P-Value Calculation Examples
Example 1: Two-Tailed Z-Test (Significant)
A researcher tests whether a new drug changes blood pressure. They observe z = 2.50 with α = 0.05 (two-tailed).
Z = 2.50
p = 2 × (1 − Φ(2.50)) = 2 × 0.00621 = 0.0124
p (0.0124) < α (0.05)
Result: Statistically significant — reject H₀
Example 2: From Sample Statistics
A quality test: sample mean = 105, population mean = 100, σ = 15, n = 36 (two-tailed, α = 0.05).
SE = 15 / √36 = 2.5
Z = (105 − 100) / 2.5 = 2.0
p = 2 × (1 − Φ(2.0)) ≈ 0.0455
p (0.0455) < α (0.05)
Result: Statistically significant — the sample differs from the population mean
Example 3: Right-Tailed (Not Significant)
Testing if a new teaching method improves scores. Z = 1.20, α = 0.05 (right-tailed).
Z = 1.20
p = 1 − Φ(1.20) ≈ 0.1151
p (0.1151) ≥ α (0.05)
Result: Not significant — fail to reject H₀
Common P-Value Mistakes
- Misinterpreting the p-value — A p-value is NOT the probability that the null hypothesis is true. It is the probability of the observed data assuming the null is true.

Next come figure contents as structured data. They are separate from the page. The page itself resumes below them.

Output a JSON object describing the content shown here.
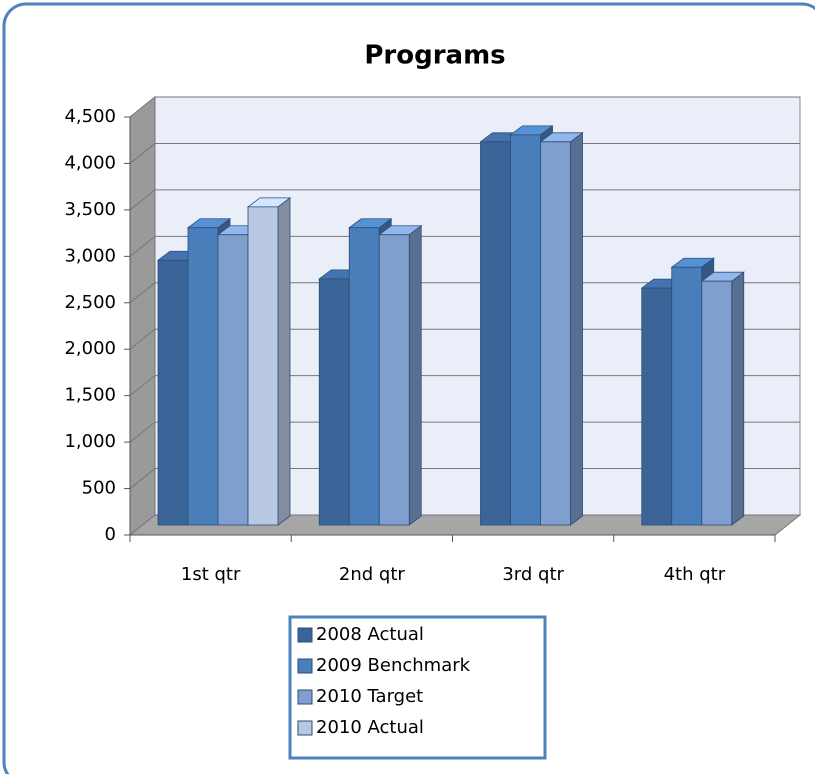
{
  "chart_data": {
    "type": "bar3d",
    "title": "Programs",
    "categories": [
      "1st qtr",
      "2nd qtr",
      "3rd qtr",
      "4th qtr"
    ],
    "series": [
      {
        "name": "2008 Actual",
        "color": "#3b6598",
        "values": [
          2850,
          2650,
          4125,
          2550
        ]
      },
      {
        "name": "2009 Benchmark",
        "color": "#4a7ebb",
        "values": [
          3200,
          3200,
          4200,
          2775
        ]
      },
      {
        "name": "2010 Target",
        "color": "#7f9fcf",
        "values": [
          3125,
          3125,
          4125,
          2625
        ]
      },
      {
        "name": "2010 Actual",
        "color": "#b9c9e4",
        "values": [
          3425,
          null,
          null,
          null
        ]
      }
    ],
    "ylim": [
      0,
      4500
    ],
    "yticks": [
      0,
      {
        "value": 500,
        "label": "500"
      },
      {
        "value": 1000,
        "label": "1,000"
      },
      {
        "value": 1500,
        "label": "1,500"
      },
      {
        "value": 2000,
        "label": "2,000"
      },
      {
        "value": 2500,
        "label": "2,500"
      },
      {
        "value": 3000,
        "label": "3,000"
      },
      {
        "value": 3500,
        "label": "3,500"
      },
      {
        "value": 4000,
        "label": "4,000"
      },
      {
        "value": 4500,
        "label": "4,500"
      }
    ],
    "grid": true,
    "legend": "bottom"
  }
}
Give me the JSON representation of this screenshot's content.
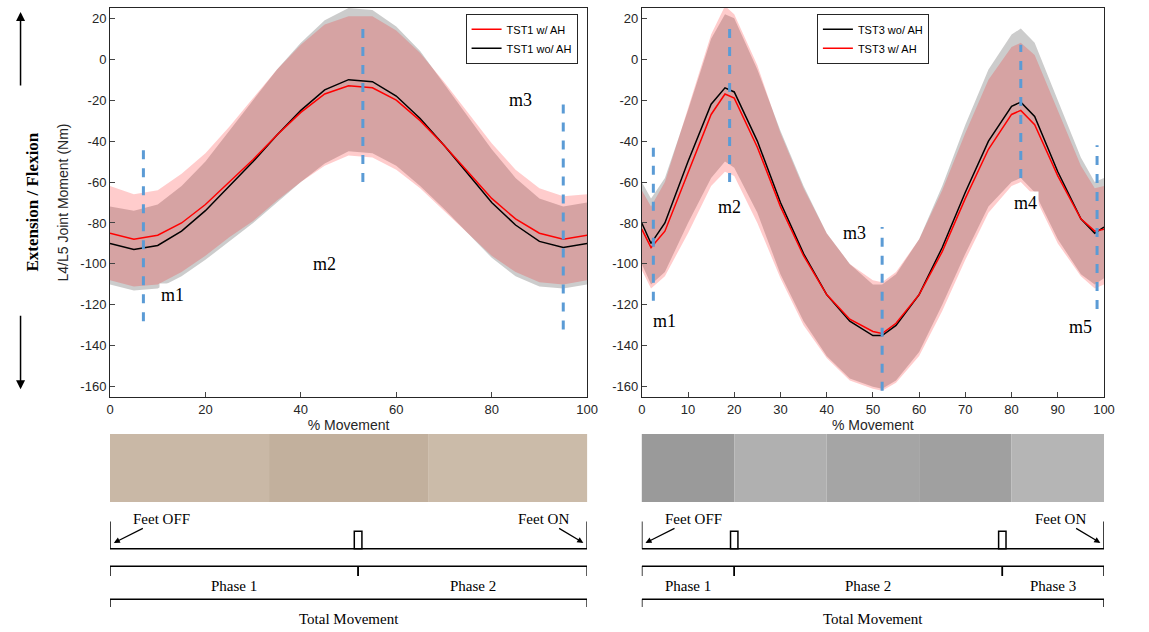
{
  "figure_label": "Extension / Flexion",
  "chart_data": [
    {
      "type": "line",
      "xlabel": "% Movement",
      "ylabel": "L4/L5 Joint Moment (Nm)",
      "x": [
        0,
        5,
        10,
        15,
        20,
        25,
        30,
        35,
        40,
        45,
        50,
        55,
        60,
        65,
        70,
        75,
        80,
        85,
        90,
        95,
        100
      ],
      "xlim": [
        0,
        100
      ],
      "xticks": [
        0,
        20,
        40,
        60,
        80,
        100
      ],
      "ylim": [
        -165,
        25
      ],
      "yticks": [
        -160,
        -140,
        -120,
        -100,
        -80,
        -60,
        -40,
        -20,
        0,
        20
      ],
      "grid": false,
      "legend": "upper right",
      "series": [
        {
          "name": "TST1 wo/ AH",
          "color": "#000000",
          "values": [
            -90,
            -93,
            -91,
            -84,
            -74,
            -62,
            -50,
            -37,
            -25,
            -15,
            -10,
            -11,
            -18,
            -29,
            -42,
            -56,
            -70,
            -81,
            -89,
            -92,
            -90
          ],
          "lower": [
            -110,
            -113,
            -112,
            -106,
            -98,
            -89,
            -80,
            -70,
            -60,
            -51,
            -45,
            -46,
            -52,
            -62,
            -73,
            -85,
            -97,
            -106,
            -111,
            -112,
            -110
          ],
          "upper": [
            -72,
            -74,
            -71,
            -62,
            -50,
            -35,
            -20,
            -5,
            8,
            19,
            25,
            24,
            16,
            4,
            -12,
            -28,
            -44,
            -58,
            -68,
            -72,
            -70
          ]
        },
        {
          "name": "TST1 w/ AH",
          "color": "#ff0000",
          "values": [
            -85,
            -88,
            -86,
            -80,
            -71,
            -60,
            -49,
            -37,
            -26,
            -17,
            -13,
            -14,
            -20,
            -30,
            -42,
            -55,
            -68,
            -78,
            -85,
            -88,
            -86
          ],
          "lower": [
            -108,
            -111,
            -110,
            -104,
            -96,
            -87,
            -79,
            -69,
            -60,
            -52,
            -47,
            -48,
            -54,
            -63,
            -74,
            -85,
            -96,
            -104,
            -109,
            -110,
            -108
          ],
          "upper": [
            -62,
            -66,
            -64,
            -56,
            -46,
            -33,
            -19,
            -5,
            7,
            17,
            21,
            21,
            14,
            3,
            -11,
            -26,
            -41,
            -54,
            -63,
            -67,
            -66
          ]
        }
      ],
      "markers": [
        {
          "label": "m1",
          "x": 7,
          "y_from": -128,
          "y_to": -42,
          "label_x": 13,
          "label_y": -115
        },
        {
          "label": "m2",
          "x": 53,
          "y_from": -60,
          "y_to": 18,
          "label_x": 45,
          "label_y": -100
        },
        {
          "label": "m3",
          "x": 95,
          "y_from": -132,
          "y_to": -18,
          "label_x": 86,
          "label_y": -20
        }
      ],
      "events": [
        {
          "label": "Feet OFF",
          "x": 0
        },
        {
          "label": "Feet ON",
          "x": 100
        }
      ],
      "phases": [
        {
          "label": "Phase 1",
          "start": 0,
          "end": 52
        },
        {
          "label": "Phase 2",
          "start": 52,
          "end": 100
        }
      ],
      "total": "Total Movement"
    },
    {
      "type": "line",
      "xlabel": "% Movement",
      "x": [
        0,
        2,
        5,
        10,
        15,
        18,
        20,
        25,
        30,
        35,
        40,
        45,
        50,
        52,
        55,
        60,
        65,
        70,
        75,
        80,
        82,
        85,
        90,
        95,
        98,
        100
      ],
      "xlim": [
        0,
        100
      ],
      "xticks": [
        0,
        10,
        20,
        30,
        40,
        50,
        60,
        70,
        80,
        90,
        100
      ],
      "ylim": [
        -165,
        25
      ],
      "yticks": [
        -160,
        -140,
        -120,
        -100,
        -80,
        -60,
        -40,
        -20,
        0,
        20
      ],
      "grid": false,
      "legend": "upper center",
      "series": [
        {
          "name": "TST3 wo/ AH",
          "color": "#000000",
          "values": [
            -80,
            -90,
            -80,
            -50,
            -22,
            -14,
            -16,
            -40,
            -70,
            -95,
            -115,
            -128,
            -135,
            -135,
            -130,
            -115,
            -92,
            -65,
            -40,
            -23,
            -21,
            -28,
            -55,
            -78,
            -85,
            -82
          ],
          "lower": [
            -100,
            -110,
            -104,
            -80,
            -58,
            -50,
            -53,
            -75,
            -105,
            -128,
            -145,
            -156,
            -160,
            -161,
            -157,
            -143,
            -120,
            -95,
            -72,
            -60,
            -58,
            -65,
            -88,
            -105,
            -110,
            -107
          ],
          "upper": [
            -60,
            -68,
            -58,
            -25,
            10,
            22,
            20,
            -5,
            -35,
            -62,
            -85,
            -100,
            -110,
            -110,
            -105,
            -88,
            -62,
            -32,
            -5,
            12,
            15,
            8,
            -20,
            -48,
            -60,
            -58
          ]
        },
        {
          "name": "TST3 w/ AH",
          "color": "#ff0000",
          "values": [
            -83,
            -92,
            -84,
            -55,
            -27,
            -17,
            -19,
            -43,
            -72,
            -96,
            -115,
            -127,
            -133,
            -134,
            -129,
            -115,
            -94,
            -68,
            -44,
            -27,
            -25,
            -32,
            -57,
            -78,
            -84,
            -83
          ],
          "lower": [
            -103,
            -112,
            -106,
            -85,
            -62,
            -55,
            -57,
            -80,
            -107,
            -130,
            -146,
            -157,
            -161,
            -162,
            -158,
            -145,
            -123,
            -98,
            -75,
            -62,
            -60,
            -67,
            -90,
            -106,
            -112,
            -110
          ],
          "upper": [
            -64,
            -72,
            -60,
            -24,
            12,
            26,
            22,
            -3,
            -36,
            -63,
            -85,
            -100,
            -108,
            -109,
            -104,
            -88,
            -64,
            -36,
            -10,
            6,
            8,
            2,
            -25,
            -52,
            -63,
            -62
          ]
        }
      ],
      "markers": [
        {
          "label": "m1",
          "x": 2.5,
          "y_from": -118,
          "y_to": -40,
          "label_x": 5,
          "label_y": -128
        },
        {
          "label": "m2",
          "x": 19,
          "y_from": -60,
          "y_to": 17,
          "label_x": 19,
          "label_y": -72
        },
        {
          "label": "m3",
          "x": 52,
          "y_from": -162,
          "y_to": -82,
          "label_x": 46,
          "label_y": -85
        },
        {
          "label": "m4",
          "x": 82,
          "y_from": -58,
          "y_to": 7,
          "label_x": 83,
          "label_y": -70
        },
        {
          "label": "m5",
          "x": 98.5,
          "y_from": -122,
          "y_to": -42,
          "label_x": 95,
          "label_y": -131
        }
      ],
      "events": [
        {
          "label": "Feet OFF",
          "x": 0
        },
        {
          "label": "Feet ON",
          "x": 100
        }
      ],
      "phases": [
        {
          "label": "Phase 1",
          "start": 0,
          "end": 20
        },
        {
          "label": "Phase 2",
          "start": 20,
          "end": 78
        },
        {
          "label": "Phase 3",
          "start": 78,
          "end": 100
        }
      ],
      "total": "Total Movement"
    }
  ]
}
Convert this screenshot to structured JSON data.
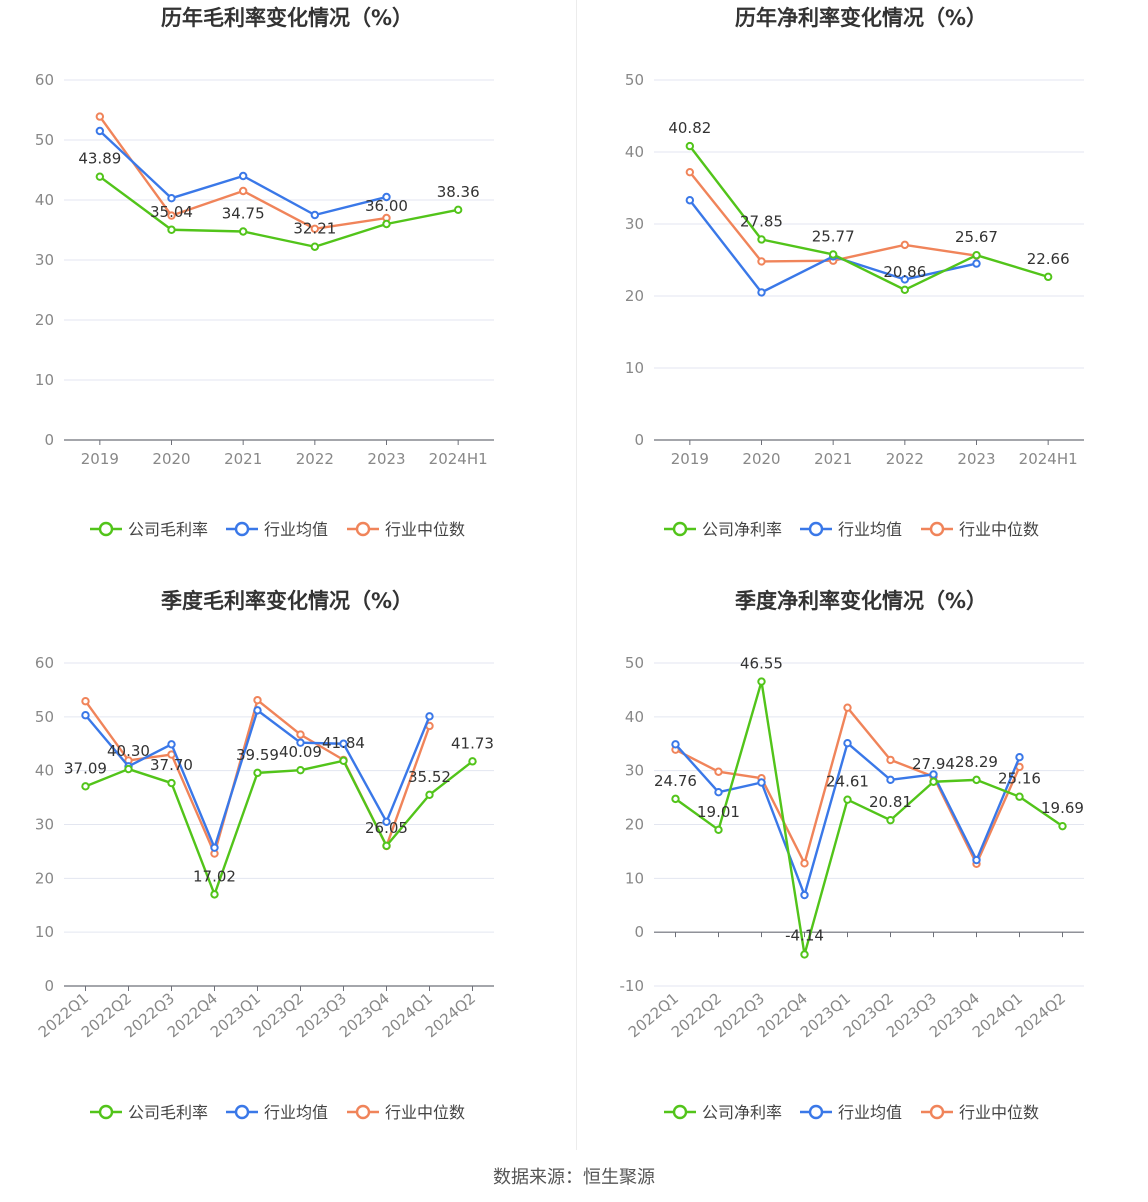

- P-hacking — Running multiple tests and only reporting the significant ones inflates the false-positive rate. Pre-register your hypothesis and correction method.
- Switching from two-tailed to one-tailed after seeing results halves the p-value and is a form of p-hacking.
- Confusing statistical with practical significance — A tiny p-value with a large sample can indicate a trivially small effect. Always check effect size.
- Ignoring assumptions — Z-tests assume the population standard deviation is known and data is approximately normal. Use a t-test for small samples with unknown σ.
- Treating p = 0.049 and p = 0.051 as categorically different — The 0.05 threshold is a convention, not a hard rule. Report actual p-values and confidence intervals.